Imagine you’re a wealthy business person and your birthday party is coming up. You’ve decided to book a comedian to perform for your friends and you can afford any performer in the world. Who do you choose? Maybe you come up with a short-list of people you think are equally funny: Billy Connolly, Woody Allen, Tina Fey and your next door neighbour, Tim, who does amateur stand-up.
I put it to you that you have a clear mental picture of where each of these people sit in the comedy landscape.
Who would you choose if your friends were mostly Jewish psychologists? Who would you choose if they were mostly people working in politics? If they were mostly blue collar workers? Each performer occupies particular mental territory in your comedic imagination. That territory is their positioning. Connolly is positioned strongly as ‘outrageous’ and ‘irreverent’; Allen ranks for ‘sophisticated’, Fey ranks for ‘sex appeal’ and ‘current affairs’.
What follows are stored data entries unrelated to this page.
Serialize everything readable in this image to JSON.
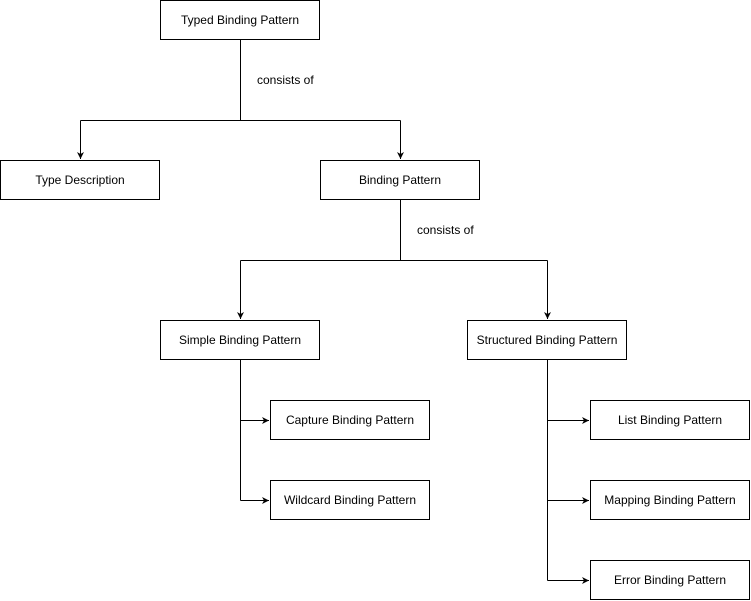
{
  "nodes": {
    "typed": "Typed Binding Pattern",
    "type_description": "Type Description",
    "binding": "Binding Pattern",
    "simple": "Simple Binding Pattern",
    "structured": "Structured Binding Pattern",
    "capture": "Capture Binding Pattern",
    "wildcard": "Wildcard Binding Pattern",
    "list": "List Binding Pattern",
    "mapping": "Mapping Binding Pattern",
    "error": "Error Binding Pattern"
  },
  "edge_labels": {
    "typed_consists": "consists of",
    "binding_consists": "consists of"
  }
}
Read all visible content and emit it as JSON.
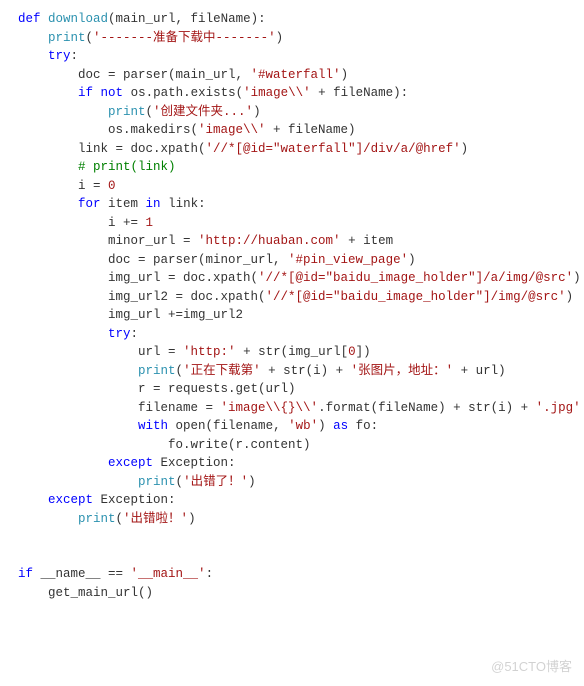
{
  "watermark": "@51CTO博客",
  "code": {
    "l1": {
      "t1": "def",
      "t2": "download",
      "t3": "(main_url, fileName):"
    },
    "l2": {
      "t1": "print",
      "t2": "(",
      "t3": "'-------准备下载中-------'",
      "t4": ")"
    },
    "l3": {
      "t1": "try",
      "t2": ":"
    },
    "l4": {
      "t1": "doc = parser(main_url, ",
      "t2": "'#waterfall'",
      "t3": ")"
    },
    "l5": {
      "t1": "if",
      "t2": "not",
      "t3": " os.path.exists(",
      "t4": "'image\\\\'",
      "t5": " + fileName):"
    },
    "l6": {
      "t1": "print",
      "t2": "(",
      "t3": "'创建文件夹...'",
      "t4": ")"
    },
    "l7": {
      "t1": "os.makedirs(",
      "t2": "'image\\\\'",
      "t3": " + fileName)"
    },
    "l8": {
      "t1": "link = doc.xpath(",
      "t2": "'//*[@id=\"waterfall\"]/div/a/@href'",
      "t3": ")"
    },
    "l9": {
      "t1": "# print(link)"
    },
    "l10": {
      "t1": "i = ",
      "t2": "0"
    },
    "l11": {
      "t1": "for",
      "t2": " item ",
      "t3": "in",
      "t4": " link:"
    },
    "l12": {
      "t1": "i += ",
      "t2": "1"
    },
    "l13": {
      "t1": "minor_url = ",
      "t2": "'http://huaban.com'",
      "t3": " + item"
    },
    "l14": {
      "t1": "doc = parser(minor_url, ",
      "t2": "'#pin_view_page'",
      "t3": ")"
    },
    "l15": {
      "t1": "img_url = doc.xpath(",
      "t2": "'//*[@id=\"baidu_image_holder\"]/a/img/@src'",
      "t3": ")"
    },
    "l16": {
      "t1": "img_url2 = doc.xpath(",
      "t2": "'//*[@id=\"baidu_image_holder\"]/img/@src'",
      "t3": ")"
    },
    "l17": {
      "t1": "img_url +=img_url2"
    },
    "l18": {
      "t1": "try",
      "t2": ":"
    },
    "l19": {
      "t1": "url = ",
      "t2": "'http:'",
      "t3": " + str(img_url[",
      "t4": "0",
      "t5": "])"
    },
    "l20": {
      "t1": "print",
      "t2": "(",
      "t3": "'正在下载第'",
      "t4": " + str(i) + ",
      "t5": "'张图片，地址：'",
      "t6": " + url)"
    },
    "l21": {
      "t1": "r = requests.get(url)"
    },
    "l22": {
      "t1": "filename = ",
      "t2": "'image\\\\{}\\\\'",
      "t3": ".format(fileName) + str(i) + ",
      "t4": "'.jpg'"
    },
    "l23": {
      "t1": "with",
      "t2": " open(filename, ",
      "t3": "'wb'",
      "t4": ") ",
      "t5": "as",
      "t6": " fo:"
    },
    "l24": {
      "t1": "fo.write(r.content)"
    },
    "l25": {
      "t1": "except",
      "t2": " Exception:"
    },
    "l26": {
      "t1": "print",
      "t2": "(",
      "t3": "'出错了！'",
      "t4": ")"
    },
    "l27": {
      "t1": "except",
      "t2": " Exception:"
    },
    "l28": {
      "t1": "print",
      "t2": "(",
      "t3": "'出错啦！'",
      "t4": ")"
    },
    "l31": {
      "t1": "if",
      "t2": " __name__ == ",
      "t3": "'__main__'",
      "t4": ":"
    },
    "l32": {
      "t1": "get_main_url()"
    }
  }
}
Probably you’re unlikely to choose Tim because you recognise that in the minds of the audience he doesn’t have a profile. He hasn’t established a positioning in the market. He might be as funny as the rest, but for the important attributes of ‘famous’ or ‘credible’, he doesn’t rank.
We build up these mental pictures of where people sit in relation to everyone else – different people stand out in different areas.
Same applies to business positionings. What marketers try to do is mark out mental territory and make that territory as proprietary as possible. Because if our positioning is powerfully clear, it will jump into the mind of the consumer easily.
Some positionings are more valuable than others. A surgeon would rather be positioned highly on ‘technical expertise’ than ‘lives close by’. So choose a positioning that is meaningful to your target market.
Pick the absolute most concise positioning. If you are trying to position your widget as ‘convenient’, ‘value-for-money’ and ‘long-lasting’ you’re going to confuse the market. Be single-minded. You don’t have a $50 million budget. (And even if you did…)
In all cases we’re trying to latch onto territory that we can own. Territory that becomes identified with your brand and no-one else’s. It’s hard to own the positioning ‘quality’ if everyone in your industry says they are the best quality. And they probably do. Choose something that you can own and take into account your budget and your competitors’ budgets. You might want to own ‘convenient takeaway’ but you probably can’t match McDonalds’ budget.
Bind the positioning to your brand name so that when customers think of that positioning, they think of your brand. If you are the top-of-mind product you are likely to get the first phone call the customer makes.
Can you successfully communicate that positioning in your advertising? If you’re saying ‘better quality finish’ than your competitors’ furniture, you’d better make sure the finish looks better in your photography than theirs.
Finally, your positioning should reflect who you are as a business. If your advertising says ‘reliable’ and the customer experience is not that, you’re in trouble. If their experience with you reinforces what you’re promising, you’re unusual. People will talk about you. Otherwise you’re just another bullshit artist. I mean advertiser.
1. Choose a positioning that is majorly meaningful to your target market.
2. Make it incredibly concise. One idea. Three words. That kind of concise.
3. Make sure you can own the positioning, given your competition, your budget and your advertising message.
4. Make sure your positioning is a reflection of the experience you actually deliver.